Single-cell multi-omics analysis of in vitro post-ovulatory aged oocytes revealed aging-dependent protein degradation

Abstract

Once ovulated, the oocyte has to be fertilized in a short time window, or it will undergo post-ovulation aging (POA), whose underlying mechanisms are still not elucidated. Here, we optimized single-cell proteomics methods and performed single-cell transcriptomic, proteomic and phosphoproteomic analysis of fresh, POA, and melatonin-treated POA oocytes. POA oocytes showed down-regulation of most differentially expressed proteins, with little correlation with mRNA expression, and the protein changes can be rescued by melatonin treatment. MG132 treatment rescued the decreased fertilization and polyspermy rates, and up-regulated fragmentation and parthenogenesis rates of POA oocytes.
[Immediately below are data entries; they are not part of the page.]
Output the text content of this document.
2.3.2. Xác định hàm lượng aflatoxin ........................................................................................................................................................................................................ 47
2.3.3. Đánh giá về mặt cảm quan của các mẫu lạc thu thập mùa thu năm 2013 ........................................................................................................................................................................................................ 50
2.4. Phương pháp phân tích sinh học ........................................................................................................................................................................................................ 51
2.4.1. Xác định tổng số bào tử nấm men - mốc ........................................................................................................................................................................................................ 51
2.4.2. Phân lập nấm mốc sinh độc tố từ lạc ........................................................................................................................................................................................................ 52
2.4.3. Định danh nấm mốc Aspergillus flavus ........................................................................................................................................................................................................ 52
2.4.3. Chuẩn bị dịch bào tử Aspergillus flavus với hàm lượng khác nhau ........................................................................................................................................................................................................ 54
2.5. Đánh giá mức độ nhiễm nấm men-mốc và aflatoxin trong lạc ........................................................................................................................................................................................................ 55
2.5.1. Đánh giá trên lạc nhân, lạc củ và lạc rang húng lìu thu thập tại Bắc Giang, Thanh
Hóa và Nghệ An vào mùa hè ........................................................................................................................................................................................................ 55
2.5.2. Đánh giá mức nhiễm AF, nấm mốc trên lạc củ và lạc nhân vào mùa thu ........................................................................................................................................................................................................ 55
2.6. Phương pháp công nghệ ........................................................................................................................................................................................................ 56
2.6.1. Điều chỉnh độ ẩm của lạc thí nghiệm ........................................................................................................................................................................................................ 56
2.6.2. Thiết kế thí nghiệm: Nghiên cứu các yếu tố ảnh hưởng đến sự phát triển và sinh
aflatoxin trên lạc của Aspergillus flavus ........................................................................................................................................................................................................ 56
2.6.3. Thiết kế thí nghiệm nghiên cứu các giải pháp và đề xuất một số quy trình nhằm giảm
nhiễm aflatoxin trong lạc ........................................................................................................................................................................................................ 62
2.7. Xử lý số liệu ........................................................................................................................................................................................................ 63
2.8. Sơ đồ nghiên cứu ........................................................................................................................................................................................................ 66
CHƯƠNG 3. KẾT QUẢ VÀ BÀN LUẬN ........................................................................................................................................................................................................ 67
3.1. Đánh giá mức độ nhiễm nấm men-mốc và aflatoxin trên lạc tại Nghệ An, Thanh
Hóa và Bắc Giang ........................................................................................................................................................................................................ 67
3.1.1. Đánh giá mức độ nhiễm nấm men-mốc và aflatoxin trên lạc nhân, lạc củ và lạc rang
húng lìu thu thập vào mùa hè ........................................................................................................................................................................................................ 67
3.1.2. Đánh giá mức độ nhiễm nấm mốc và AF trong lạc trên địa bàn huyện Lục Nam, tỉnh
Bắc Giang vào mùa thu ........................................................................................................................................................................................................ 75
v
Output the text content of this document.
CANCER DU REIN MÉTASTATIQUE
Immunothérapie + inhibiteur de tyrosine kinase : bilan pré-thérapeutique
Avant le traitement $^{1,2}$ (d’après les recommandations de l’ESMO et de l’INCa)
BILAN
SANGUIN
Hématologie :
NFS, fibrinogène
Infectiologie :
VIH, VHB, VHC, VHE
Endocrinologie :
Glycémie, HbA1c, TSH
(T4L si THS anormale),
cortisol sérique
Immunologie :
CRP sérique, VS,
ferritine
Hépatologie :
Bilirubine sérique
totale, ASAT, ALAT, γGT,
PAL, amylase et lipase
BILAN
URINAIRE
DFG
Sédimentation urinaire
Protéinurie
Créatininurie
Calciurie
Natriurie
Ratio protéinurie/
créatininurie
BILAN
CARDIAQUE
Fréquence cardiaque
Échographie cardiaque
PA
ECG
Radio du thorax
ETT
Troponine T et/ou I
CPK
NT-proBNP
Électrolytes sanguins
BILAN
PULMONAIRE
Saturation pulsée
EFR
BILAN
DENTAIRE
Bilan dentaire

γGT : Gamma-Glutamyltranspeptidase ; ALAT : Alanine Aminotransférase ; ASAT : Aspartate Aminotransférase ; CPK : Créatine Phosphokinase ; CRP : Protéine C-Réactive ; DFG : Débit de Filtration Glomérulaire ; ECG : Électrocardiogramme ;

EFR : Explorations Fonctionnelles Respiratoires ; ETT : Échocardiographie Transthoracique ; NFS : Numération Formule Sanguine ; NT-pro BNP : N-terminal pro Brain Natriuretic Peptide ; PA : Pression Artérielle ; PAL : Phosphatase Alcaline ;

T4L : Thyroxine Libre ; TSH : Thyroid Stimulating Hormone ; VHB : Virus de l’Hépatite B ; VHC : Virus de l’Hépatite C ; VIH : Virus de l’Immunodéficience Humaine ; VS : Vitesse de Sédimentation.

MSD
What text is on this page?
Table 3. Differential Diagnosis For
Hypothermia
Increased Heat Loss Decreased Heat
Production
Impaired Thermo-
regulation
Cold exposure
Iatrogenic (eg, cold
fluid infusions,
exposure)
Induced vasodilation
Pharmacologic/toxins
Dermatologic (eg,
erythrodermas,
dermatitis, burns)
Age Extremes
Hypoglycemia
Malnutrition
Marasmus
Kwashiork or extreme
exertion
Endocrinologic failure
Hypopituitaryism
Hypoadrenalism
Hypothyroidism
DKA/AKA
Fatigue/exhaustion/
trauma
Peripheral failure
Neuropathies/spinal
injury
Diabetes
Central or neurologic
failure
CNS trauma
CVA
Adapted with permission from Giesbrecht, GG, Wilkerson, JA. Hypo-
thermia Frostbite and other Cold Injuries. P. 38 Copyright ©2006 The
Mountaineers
MG132-treated oocytes displayed health status at proteome, phosphoproteome and fertilization ability similar to fresh oocytes, suggesting that protein stabilization might be the underlying mechanism for melatonin to rescue POA. The important roles of proteasome-mediated protein degradation during oocyte POA revealed by single-cell multi-omics analyses offer new perspectives for increasing oocyte quality during POA, and improving assisted reproduction technologies.